Lluís Llongueras, figura emblemática de la peluquería en España y más allá, ha fallecido este lunes, 29 de mayo, a los 87 años. La causa de su muerte ha sido un cáncer de garganta con el que había estado luchando durante varios años. El afamado estilista murió en su hogar en Barcelona.

Llongueras nació en 1936 en Esparraguera, una pequeña localidad cerca de Barcelona. Desde una edad temprana, demostró una gran pasión por el arte de la peluquería. A los 14 años, se adentró en el mundo de la belleza y la estética, una industria a la que dedicaría toda su vida.
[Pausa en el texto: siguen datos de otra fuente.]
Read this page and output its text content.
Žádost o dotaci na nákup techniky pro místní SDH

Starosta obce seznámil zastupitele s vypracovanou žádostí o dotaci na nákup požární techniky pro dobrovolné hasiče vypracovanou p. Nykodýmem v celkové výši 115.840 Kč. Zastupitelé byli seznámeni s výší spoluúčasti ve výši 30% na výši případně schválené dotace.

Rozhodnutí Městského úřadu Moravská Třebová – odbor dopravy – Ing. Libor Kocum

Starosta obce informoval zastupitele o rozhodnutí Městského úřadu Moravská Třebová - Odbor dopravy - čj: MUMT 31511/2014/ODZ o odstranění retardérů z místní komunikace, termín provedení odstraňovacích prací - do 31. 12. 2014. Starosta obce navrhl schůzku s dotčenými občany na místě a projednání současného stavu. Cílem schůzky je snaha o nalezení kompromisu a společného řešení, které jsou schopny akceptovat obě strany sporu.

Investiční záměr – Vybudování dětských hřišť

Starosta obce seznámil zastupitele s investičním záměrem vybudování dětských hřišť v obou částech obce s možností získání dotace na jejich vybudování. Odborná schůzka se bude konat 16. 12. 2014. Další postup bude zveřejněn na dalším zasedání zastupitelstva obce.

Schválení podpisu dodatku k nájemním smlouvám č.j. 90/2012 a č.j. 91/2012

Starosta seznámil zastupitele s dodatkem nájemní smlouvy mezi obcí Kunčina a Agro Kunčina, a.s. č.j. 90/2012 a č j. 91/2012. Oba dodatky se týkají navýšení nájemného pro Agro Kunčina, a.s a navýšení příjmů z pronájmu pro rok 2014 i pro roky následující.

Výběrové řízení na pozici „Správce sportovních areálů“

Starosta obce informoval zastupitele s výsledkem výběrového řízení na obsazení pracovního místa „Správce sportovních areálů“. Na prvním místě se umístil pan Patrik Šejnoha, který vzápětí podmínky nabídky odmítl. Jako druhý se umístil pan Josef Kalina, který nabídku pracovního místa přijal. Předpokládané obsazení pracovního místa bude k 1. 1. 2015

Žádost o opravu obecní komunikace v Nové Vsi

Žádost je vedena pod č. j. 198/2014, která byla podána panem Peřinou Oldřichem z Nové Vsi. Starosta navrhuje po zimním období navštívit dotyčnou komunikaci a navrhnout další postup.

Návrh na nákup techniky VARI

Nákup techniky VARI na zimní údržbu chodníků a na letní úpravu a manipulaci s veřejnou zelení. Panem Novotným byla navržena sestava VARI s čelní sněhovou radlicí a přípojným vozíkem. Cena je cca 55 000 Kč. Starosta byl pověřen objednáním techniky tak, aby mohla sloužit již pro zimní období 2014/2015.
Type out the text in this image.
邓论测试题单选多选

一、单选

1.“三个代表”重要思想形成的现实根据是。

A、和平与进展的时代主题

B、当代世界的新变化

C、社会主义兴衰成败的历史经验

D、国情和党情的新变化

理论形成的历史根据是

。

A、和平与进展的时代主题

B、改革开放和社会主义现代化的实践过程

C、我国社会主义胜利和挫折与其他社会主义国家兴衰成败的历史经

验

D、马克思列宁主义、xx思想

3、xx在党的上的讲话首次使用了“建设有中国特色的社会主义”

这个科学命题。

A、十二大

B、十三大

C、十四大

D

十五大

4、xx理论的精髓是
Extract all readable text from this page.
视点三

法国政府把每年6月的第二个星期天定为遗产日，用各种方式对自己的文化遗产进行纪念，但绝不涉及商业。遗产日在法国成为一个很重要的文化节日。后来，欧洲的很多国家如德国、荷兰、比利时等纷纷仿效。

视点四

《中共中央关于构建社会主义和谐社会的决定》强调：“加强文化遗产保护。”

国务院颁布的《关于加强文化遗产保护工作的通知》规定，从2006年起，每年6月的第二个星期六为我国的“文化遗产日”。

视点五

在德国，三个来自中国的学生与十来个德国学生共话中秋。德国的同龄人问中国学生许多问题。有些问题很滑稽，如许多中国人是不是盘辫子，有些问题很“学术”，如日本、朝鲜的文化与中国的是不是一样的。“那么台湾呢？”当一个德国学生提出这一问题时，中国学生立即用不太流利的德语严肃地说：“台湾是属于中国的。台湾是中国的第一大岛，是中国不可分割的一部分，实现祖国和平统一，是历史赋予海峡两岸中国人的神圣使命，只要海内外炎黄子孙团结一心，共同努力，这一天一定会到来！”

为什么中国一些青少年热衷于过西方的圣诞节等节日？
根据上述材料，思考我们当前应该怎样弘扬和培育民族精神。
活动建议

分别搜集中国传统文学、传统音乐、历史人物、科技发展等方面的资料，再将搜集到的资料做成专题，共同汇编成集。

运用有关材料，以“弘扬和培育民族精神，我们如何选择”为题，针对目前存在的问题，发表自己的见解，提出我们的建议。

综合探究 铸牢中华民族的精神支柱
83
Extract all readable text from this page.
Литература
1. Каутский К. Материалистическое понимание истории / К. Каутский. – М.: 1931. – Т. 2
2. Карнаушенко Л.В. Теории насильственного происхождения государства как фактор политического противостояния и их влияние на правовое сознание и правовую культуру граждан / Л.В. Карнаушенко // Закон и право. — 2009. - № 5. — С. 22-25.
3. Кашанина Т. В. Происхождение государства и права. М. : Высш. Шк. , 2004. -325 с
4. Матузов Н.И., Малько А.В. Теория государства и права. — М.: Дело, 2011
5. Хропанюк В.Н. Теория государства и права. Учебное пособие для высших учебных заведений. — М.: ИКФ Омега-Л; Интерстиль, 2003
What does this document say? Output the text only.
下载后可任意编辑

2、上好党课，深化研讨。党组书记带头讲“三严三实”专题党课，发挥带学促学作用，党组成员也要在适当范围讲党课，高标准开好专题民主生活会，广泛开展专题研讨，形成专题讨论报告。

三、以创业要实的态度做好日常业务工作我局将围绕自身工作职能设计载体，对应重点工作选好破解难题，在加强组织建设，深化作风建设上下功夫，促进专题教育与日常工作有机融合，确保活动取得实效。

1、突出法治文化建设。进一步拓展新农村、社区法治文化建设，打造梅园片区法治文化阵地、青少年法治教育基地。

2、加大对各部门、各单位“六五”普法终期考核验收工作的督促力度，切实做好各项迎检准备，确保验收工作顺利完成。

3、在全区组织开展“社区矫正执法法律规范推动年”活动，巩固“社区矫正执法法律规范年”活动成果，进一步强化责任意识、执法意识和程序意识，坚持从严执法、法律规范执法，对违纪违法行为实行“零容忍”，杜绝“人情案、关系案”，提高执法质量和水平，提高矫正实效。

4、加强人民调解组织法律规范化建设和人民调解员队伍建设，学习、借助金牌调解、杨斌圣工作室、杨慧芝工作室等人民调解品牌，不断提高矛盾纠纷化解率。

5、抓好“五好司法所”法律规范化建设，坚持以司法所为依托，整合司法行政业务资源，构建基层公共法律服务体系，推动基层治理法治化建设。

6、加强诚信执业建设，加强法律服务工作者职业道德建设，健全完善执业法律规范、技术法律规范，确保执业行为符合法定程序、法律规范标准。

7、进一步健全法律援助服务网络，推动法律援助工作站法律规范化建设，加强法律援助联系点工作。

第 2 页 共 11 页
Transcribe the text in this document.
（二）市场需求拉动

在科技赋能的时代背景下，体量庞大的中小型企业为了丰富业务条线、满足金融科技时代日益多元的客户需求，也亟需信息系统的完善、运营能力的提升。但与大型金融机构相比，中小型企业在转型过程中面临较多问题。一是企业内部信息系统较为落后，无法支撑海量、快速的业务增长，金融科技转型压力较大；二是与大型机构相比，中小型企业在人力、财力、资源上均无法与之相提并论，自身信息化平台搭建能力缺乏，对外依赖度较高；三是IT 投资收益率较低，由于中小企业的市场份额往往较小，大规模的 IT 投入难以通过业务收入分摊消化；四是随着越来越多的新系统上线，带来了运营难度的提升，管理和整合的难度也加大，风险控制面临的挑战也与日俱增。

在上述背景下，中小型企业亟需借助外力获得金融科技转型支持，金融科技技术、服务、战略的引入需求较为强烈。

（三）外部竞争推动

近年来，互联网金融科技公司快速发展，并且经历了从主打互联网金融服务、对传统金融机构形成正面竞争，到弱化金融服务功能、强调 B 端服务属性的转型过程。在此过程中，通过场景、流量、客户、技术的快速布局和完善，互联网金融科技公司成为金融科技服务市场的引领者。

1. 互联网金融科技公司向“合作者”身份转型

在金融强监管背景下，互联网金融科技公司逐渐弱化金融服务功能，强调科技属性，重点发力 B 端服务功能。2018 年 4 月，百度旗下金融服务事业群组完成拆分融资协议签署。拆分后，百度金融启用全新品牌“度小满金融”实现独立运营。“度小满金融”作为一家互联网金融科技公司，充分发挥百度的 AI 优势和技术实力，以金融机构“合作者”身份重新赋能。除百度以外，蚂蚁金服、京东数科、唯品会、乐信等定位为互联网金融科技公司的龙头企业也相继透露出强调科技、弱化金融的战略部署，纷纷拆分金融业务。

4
Se convirtió en una figura de gran renombre en la industria de la belleza, tanto en España como en el extranjero, y se le atribuyen numerosos estilos y técnicas innovadoras que ayudaron a revolucionar la peluquería moderna.

Sin embargo, Llongueras es quizás mejor conocido por la creación de su marca homónima de peluquerías ‘Llongueras’. Esta red de salones de belleza ha crecido hasta convertirse en una presencia destacada en la industria de la peluquería, con más de 50 salones en toda España y un total de 120 establecimientos en todo el mundo.

Llongueras se destacó no solo por su habilidad técnica como estilista, sino también por su visión para los negocios y la marca. A lo largo de su carrera, construyó un imperio de belleza que ha perdurado en el tiempo y ha tenido un impacto significativo en el estilo y la estética del cabello en la sociedad moderna.

Su legado en la industria de la peluquería seguirá viviendo en los salones de ‘Llongueras’ en todo el mundo, así como en la inspiración y la influencia que ha tenido en las generaciones de estilistas que han seguido su camino.

Su muerte es un gran golpe para la industria de la belleza y se le recordará tanto por su talento como estilista como por su espíritu empresarial en la construcción de un imperio de belleza de renombre mundial.